In the UK today, 2.4 million households renting privately have unaffordable rents, an additional 250,000 since 2023. This is 40 per cent of all private renters in the UK. This is not just limited to those at the very bottom of the income distribution or to those receiving state support – 72 per cent of households struggling to pay rent currently get no government help for their housing.
Without further intervention, affordability will continue to deteriorate. By the end of this decade, an additional 340,000 households will be spending more than 30 per cent of their income on rent compared to 2023/24.
Given this picture, it is time to consider the need for carefully designed price intervention on rents. The history of rent controls is littered with cases – New York, Berlin, Massachusetts, Stockholm – where poorly designed controls have had negative consequences that have shaped the discourse and understanding of rent controls for years. In these examples, even if rents stabilised for tenants in rent-controlled properties, the wider market saw a reduction in the number of rental properties available, a deterioration in the quality of properties, and difficulty for new tenants looking for a rental property.
But this narrative, that all rent controls are an unmitigated disaster, ignores the milder rent controls adopted across Europe, some of which have been in place for decades. France, Spain, Ireland, and Scotland’s revised scheme demonstrate how careful design can minimise leakage, promote mobility, protect quality standards, and incorporate flexibility for landlords.
This paper attempts to tackle these cases head-on and demonstrate how a system designed with past failings in mind can significantly mitigate these consequences. Our case for action does not rest on claiming that rent controls are cost free, or without trade-offs, but on careful policy design and the government demonstrating its willingness to put affordability first.
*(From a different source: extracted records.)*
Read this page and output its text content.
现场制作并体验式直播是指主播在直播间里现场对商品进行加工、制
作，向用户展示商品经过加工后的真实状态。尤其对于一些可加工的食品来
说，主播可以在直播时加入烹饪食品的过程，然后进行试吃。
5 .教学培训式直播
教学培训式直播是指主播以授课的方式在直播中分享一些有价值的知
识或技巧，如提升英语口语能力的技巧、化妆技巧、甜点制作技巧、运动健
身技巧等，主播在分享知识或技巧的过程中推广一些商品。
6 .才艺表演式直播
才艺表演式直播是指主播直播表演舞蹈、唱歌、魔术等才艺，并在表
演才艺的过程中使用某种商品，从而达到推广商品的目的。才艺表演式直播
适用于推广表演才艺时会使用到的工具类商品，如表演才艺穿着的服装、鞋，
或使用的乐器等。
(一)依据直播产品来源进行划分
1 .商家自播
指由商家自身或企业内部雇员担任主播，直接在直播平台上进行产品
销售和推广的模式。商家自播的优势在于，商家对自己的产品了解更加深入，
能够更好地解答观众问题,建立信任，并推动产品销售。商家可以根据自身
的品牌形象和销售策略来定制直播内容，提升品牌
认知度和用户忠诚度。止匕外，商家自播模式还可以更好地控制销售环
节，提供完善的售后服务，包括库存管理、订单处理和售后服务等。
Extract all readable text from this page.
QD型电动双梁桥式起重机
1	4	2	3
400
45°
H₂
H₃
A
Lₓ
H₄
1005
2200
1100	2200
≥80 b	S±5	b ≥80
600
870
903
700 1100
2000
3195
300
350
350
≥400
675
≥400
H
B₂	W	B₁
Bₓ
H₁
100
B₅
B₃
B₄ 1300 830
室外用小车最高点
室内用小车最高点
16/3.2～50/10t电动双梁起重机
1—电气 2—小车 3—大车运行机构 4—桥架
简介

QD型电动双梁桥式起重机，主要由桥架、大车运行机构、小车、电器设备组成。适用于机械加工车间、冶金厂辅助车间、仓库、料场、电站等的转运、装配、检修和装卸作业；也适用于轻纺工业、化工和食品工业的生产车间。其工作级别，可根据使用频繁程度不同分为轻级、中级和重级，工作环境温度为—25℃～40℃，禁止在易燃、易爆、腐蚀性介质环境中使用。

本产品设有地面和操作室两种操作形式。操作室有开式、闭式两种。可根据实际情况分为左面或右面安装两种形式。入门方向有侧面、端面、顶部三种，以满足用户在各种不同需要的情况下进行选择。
The government should act to limit rent increases in line with inflation and wage growth, for existing and new tenancies, providing certainty for renters that rents will not exceed income growth, and reassuring landlords that, for the most part, nominal rents will continue to rise; where wages keep pace with inflation, real rental income would be broadly protected. But where wages lag inflation, the policy would share the cost rather than pass it to tenants in full.